How are PCI DSS Requirements Tested? UCSF and Total Compliance Tracking (TCT)
This guide describes how Total Compliance Tracking (TCT) is used to manage PCI DSS testing and compliance tracking across all merchants at UCSF.
Key Concepts
Per international regulatory requirements, PCI DSS (Payment Card Industry Data Security Standards) must be tested regularly through a combination of assessments, audits, and validations to ensure that all organizations that handle payment card data are compliant with the security standards. These assessments can be conducted by the organization itself, internal audit teams, or external Qualified Security Assessors (QSAs).
UCSF has implemented the use of Total Compliance Tracking (TCT) as an online tool to allow merchants to complete SAQs as required, depending upon their method(s) of payment acceptance, including the attachment of any necessary support documentation in a method that allows for efficient compilation, retention, and reporting to the PCI Security Council as required.
Testing Roles and Responsibilities
SAQs are to be completed by Merchant managers or designated departmental staff within the tool on a periodic basis. Deadlines are listed within each SAQ and generally give a few weeks to complete rather than forcing the merchants to adhere to a tight interview schedule. Access to the tool is available by contacting [email protected]
Some segments and/or SAQs are completed by Merchants and include operational, procedural, policy, or training questions and explanations. Other SAQs will be answered by Network or Data Security staff regarding areas that they are responsible for securing. Each member of the wide payment security team will participate in the process and hold a key to the success of UCSF in recertification each testing season.
Testing Process
The testing process for all organizations that accept payment card data typically involves the following steps:
- Scope Definition: Determine the scope of the assessment, which includes identifying all systems, networks, and processes that are involved in cardholder data processing.
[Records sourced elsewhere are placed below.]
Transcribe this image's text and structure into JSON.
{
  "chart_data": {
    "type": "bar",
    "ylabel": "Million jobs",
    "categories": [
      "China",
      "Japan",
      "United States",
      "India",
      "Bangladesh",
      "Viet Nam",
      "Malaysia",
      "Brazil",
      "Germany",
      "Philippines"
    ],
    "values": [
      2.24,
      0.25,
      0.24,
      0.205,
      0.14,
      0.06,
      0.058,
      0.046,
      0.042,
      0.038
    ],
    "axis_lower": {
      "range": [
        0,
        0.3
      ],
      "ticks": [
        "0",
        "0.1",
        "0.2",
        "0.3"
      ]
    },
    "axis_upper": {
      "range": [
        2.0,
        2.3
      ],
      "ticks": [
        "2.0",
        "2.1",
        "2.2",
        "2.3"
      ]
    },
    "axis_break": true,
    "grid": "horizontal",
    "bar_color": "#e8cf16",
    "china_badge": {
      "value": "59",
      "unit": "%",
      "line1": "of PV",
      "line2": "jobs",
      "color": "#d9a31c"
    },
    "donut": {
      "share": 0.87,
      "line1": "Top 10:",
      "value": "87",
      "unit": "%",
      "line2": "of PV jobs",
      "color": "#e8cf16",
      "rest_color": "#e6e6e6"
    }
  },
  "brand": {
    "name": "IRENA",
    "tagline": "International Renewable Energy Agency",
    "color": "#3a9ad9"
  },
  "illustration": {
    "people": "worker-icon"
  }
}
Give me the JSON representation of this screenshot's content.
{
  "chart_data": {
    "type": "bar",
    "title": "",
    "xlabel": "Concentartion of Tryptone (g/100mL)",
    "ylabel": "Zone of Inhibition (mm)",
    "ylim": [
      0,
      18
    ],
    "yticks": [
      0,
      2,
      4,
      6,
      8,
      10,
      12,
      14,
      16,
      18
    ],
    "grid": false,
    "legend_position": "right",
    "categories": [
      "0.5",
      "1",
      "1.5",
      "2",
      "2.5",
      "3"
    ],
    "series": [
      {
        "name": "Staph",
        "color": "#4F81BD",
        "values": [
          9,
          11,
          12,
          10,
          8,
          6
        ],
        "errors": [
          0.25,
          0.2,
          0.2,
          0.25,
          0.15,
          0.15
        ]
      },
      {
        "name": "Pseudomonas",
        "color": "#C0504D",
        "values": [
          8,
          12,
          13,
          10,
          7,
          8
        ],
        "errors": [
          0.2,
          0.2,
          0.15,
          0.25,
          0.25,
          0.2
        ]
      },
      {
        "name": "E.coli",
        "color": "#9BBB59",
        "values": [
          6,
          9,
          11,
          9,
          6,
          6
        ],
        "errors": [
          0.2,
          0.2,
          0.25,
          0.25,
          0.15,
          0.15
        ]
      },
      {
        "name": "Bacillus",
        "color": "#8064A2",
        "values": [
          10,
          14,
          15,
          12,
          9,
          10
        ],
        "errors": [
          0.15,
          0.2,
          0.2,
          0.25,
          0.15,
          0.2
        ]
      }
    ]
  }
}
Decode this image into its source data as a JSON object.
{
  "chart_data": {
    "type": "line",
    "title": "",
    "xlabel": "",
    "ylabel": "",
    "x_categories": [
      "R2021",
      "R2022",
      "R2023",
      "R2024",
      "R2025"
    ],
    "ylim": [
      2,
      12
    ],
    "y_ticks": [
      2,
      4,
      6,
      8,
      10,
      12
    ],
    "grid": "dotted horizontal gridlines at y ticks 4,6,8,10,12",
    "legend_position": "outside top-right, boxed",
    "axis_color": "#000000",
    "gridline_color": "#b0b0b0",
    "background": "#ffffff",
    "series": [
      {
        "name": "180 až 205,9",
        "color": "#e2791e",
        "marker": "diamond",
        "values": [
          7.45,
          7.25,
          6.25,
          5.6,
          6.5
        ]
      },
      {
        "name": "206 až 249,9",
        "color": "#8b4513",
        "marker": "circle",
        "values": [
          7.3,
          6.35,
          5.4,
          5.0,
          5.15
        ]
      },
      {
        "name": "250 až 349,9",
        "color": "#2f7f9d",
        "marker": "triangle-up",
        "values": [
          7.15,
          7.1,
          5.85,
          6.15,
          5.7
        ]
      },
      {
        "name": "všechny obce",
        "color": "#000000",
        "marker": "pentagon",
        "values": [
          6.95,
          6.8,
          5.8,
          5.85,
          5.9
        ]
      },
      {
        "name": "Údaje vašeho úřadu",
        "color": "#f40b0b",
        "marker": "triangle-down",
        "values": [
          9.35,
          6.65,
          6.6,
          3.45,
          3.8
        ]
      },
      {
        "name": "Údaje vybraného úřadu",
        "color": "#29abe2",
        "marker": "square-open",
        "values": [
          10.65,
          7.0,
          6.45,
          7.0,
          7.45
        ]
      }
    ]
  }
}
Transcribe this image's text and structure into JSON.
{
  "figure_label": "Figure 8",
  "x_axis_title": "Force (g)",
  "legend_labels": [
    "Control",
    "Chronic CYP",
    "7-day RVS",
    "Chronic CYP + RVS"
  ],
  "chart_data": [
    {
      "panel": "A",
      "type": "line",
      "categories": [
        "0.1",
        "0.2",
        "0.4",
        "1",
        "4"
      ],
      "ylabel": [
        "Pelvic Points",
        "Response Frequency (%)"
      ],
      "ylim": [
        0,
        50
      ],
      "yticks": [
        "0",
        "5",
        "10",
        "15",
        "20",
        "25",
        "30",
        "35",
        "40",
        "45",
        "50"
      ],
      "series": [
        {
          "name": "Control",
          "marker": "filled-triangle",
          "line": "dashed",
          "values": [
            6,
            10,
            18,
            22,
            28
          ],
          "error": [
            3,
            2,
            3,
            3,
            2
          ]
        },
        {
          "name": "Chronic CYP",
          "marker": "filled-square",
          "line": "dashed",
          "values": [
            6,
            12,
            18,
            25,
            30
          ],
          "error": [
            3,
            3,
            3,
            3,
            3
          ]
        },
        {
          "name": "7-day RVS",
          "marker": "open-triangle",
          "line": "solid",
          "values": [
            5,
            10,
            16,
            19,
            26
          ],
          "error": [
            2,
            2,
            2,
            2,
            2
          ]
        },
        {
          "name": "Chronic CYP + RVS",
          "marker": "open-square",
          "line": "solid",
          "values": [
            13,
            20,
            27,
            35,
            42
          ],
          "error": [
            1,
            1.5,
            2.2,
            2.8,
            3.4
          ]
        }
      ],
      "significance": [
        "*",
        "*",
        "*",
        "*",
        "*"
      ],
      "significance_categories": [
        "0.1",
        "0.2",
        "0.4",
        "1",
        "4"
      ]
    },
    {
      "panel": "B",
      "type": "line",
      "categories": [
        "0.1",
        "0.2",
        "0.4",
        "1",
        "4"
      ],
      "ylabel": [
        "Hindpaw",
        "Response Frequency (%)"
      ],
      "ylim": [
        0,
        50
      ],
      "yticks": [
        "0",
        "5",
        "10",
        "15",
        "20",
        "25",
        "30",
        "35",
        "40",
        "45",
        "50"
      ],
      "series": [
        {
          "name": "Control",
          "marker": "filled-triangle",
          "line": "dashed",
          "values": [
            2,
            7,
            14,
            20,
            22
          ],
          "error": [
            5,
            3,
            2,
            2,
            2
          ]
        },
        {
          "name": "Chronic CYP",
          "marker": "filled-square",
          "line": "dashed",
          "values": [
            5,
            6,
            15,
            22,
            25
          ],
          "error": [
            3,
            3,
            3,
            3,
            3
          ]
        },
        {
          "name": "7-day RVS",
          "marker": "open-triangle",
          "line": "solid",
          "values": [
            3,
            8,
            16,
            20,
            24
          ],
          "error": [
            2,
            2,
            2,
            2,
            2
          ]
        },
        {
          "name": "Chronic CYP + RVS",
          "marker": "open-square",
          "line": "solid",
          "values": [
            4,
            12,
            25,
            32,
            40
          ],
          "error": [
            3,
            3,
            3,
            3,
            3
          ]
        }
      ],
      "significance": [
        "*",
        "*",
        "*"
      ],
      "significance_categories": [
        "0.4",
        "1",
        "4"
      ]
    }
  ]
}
- Documentation Review: Review the organization's policies, procedures, and documentation related to PCI DSS compliance. This includes network diagrams, system configurations, and system and staff access control policies.
- Interviews: Conduct interviews with personnel who are responsible for cardholder data security to ensure they understand and are following PCI DSS requirements.
- Vulnerability Scanning: Use approved scanning vendors (ASVs) to conduct vulnerability scans of the network and systems in scope. This helps identify and address security weaknesses.
- Penetration Testing: Perform penetration tests to actively exploit vulnerabilities and determine if unauthorized access to cardholder data is possible.
- Review of Security Controls: Evaluate the organization's security controls, such as firewalls, intrusion detection and prevention systems, and access controls, to ensure they are properly configured and effective.
- Review of System Components: Assess individual system components and their compliance with PCI DSS requirements. This includes reviewing configurations, patch management, and other security measures.
- Logging and Monitoring Review: Examine the organization's logging and monitoring practices to ensure that they are collecting and retaining relevant security data.
- Cardholder Data Flow Analysis: Trace the flow of cardholder data through the organization's systems and processes to ensure it is adequately protected.
- Policy and Procedure Evaluation: Review the organization's policies and procedures to verify that they align with PCI DSS requirements and are being followed.
- Review of Physical Security: Inspect physical security measures, such as access controls and video surveillance, to protect cardholder data.
- Report Generation: After completing the assessments, a report is generated that details the findings, including areas of compliance and non-compliance.
- Remediation: The organization is expected to address any non-compliance issues and vulnerabilities identified during the assessment process.
- Validation: Depending on the organization's size and the volume of cardholder data they handle, they may undergo a PCI DSS compliance validation, which could be either a Self-Assessment Questionnaire (SAQ) or an on-site assessment by a QSA.
- Attestation of Compliance (AOC): The organization submits an Attestation of Compliance, which is a formal statement asserting their compliance with PCI DSS requirements specific to the scope of work they are engaged for with UCSF.
- Ongoing Monitoring: PCI DSS compliance is not a one-time effort; organizations must continuously monitor and maintain their compliance, undergo regular assessments, and adapt to changes in their cardholder data environment.
The exact testing procedures can vary and change depending on the specific PCI DSS requirements and the organization's size, transaction volume, and complexity. UCSF is currently a Level 3 rated organization, which requires a high level of scrutiny and reporting. As our organization continues to expand and diversify, our rating could change and testing requirements may intensify. Thorough and accurate testing and validation of our compliance with PCI DSS regulations is required regularly to retain good standing and avoid serious financial penalties, reputational risk, and/or loss of payment card acceptance privileges.